Gap filler shims are used to fill unacceptable gaps between the thermal protection tiles on the orbiter while tile repair putty is used to fill holes in damaged orbiter tiles. Insulating foam on the shuttle’s external tank keeps cryogenic propellants cold. Ice can form at various locations on the external tank before launch. Any of these materials may shed during launch and impact the shuttle.

During testing, RCC was impacted by each type of debris material. In addition, Glenn tested aged RCC since new material does not accurately represent the true properties of the actual orbiter’s leading edge panels that have been exposed to harsh entry conditions over multiple missions.

Analysis material models for RCC, foams, and ice (Credit: NASA).

Ballistic impact research at Glenn involved two kinds of testing: characterization and validation tests. Characterization tests were conducted to gather data to characterize and build computer models for materials of interest to accurately simulate real impact events. Validation tests involved impacting RCC with gap filler, putty, foam or ice and comparing observed results to ensure that the computer models predicted the event correctly.
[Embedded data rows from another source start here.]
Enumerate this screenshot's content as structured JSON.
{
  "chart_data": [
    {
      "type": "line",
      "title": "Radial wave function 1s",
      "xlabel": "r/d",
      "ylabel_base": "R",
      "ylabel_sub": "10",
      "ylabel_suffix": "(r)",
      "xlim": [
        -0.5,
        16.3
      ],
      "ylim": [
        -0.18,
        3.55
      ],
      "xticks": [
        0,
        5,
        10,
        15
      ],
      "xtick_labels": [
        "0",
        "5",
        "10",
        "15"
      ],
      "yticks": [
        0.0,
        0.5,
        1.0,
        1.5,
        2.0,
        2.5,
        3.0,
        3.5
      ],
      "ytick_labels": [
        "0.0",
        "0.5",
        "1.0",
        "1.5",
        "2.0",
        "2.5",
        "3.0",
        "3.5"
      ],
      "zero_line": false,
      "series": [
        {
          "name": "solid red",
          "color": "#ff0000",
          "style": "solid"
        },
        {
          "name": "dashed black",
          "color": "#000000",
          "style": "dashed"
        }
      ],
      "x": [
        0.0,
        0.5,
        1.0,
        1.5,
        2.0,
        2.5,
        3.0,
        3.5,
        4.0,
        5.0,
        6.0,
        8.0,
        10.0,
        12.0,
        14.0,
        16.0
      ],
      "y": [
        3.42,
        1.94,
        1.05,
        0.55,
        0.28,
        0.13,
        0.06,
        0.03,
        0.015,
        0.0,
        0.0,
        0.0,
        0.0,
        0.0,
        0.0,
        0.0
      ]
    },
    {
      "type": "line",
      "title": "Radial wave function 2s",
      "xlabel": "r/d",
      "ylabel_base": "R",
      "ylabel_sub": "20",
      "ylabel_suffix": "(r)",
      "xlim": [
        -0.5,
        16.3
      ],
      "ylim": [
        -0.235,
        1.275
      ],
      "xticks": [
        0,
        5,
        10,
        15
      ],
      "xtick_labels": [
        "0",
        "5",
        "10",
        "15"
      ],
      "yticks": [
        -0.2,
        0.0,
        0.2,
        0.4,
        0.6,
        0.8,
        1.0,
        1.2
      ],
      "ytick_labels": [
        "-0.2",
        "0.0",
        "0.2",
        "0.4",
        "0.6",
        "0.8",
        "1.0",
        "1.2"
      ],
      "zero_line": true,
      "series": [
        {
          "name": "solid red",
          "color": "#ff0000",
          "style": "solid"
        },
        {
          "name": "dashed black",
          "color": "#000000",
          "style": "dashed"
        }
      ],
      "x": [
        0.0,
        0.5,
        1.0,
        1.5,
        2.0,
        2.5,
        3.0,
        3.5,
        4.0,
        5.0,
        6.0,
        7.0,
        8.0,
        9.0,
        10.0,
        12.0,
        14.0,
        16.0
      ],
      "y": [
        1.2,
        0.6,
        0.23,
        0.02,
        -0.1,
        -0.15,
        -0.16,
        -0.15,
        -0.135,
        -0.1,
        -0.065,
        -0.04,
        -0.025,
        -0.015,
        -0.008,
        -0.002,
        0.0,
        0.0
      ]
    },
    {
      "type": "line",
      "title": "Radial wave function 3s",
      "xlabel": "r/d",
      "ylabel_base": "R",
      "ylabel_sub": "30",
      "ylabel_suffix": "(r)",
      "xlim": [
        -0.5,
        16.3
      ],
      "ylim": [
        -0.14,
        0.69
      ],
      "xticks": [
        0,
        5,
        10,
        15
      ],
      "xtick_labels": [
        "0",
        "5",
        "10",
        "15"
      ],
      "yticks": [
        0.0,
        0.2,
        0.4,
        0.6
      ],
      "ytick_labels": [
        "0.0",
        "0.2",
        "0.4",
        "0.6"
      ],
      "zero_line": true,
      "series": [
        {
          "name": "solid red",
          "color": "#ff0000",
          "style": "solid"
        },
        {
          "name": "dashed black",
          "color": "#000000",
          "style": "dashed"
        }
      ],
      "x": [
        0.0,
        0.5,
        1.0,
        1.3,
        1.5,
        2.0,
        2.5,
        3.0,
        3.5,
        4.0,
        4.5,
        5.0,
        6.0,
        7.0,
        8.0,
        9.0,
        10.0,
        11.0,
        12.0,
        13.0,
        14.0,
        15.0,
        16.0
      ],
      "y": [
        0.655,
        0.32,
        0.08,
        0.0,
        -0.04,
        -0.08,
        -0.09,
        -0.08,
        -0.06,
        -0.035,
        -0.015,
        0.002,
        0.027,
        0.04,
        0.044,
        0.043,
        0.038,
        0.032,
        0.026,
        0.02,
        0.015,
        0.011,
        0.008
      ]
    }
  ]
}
High speed cameras filmed each instance while the data was collected and recorded.

Flight safety is the most important benefit of ballistic impact testing. Glenn’s extensive work in ballistics, which spanned nearly five years, has led to a significant technology gain in understanding impact dynamics. Additionally, results from the testing can be applied to benefit Orion, NASA’s crew exploration vehicle.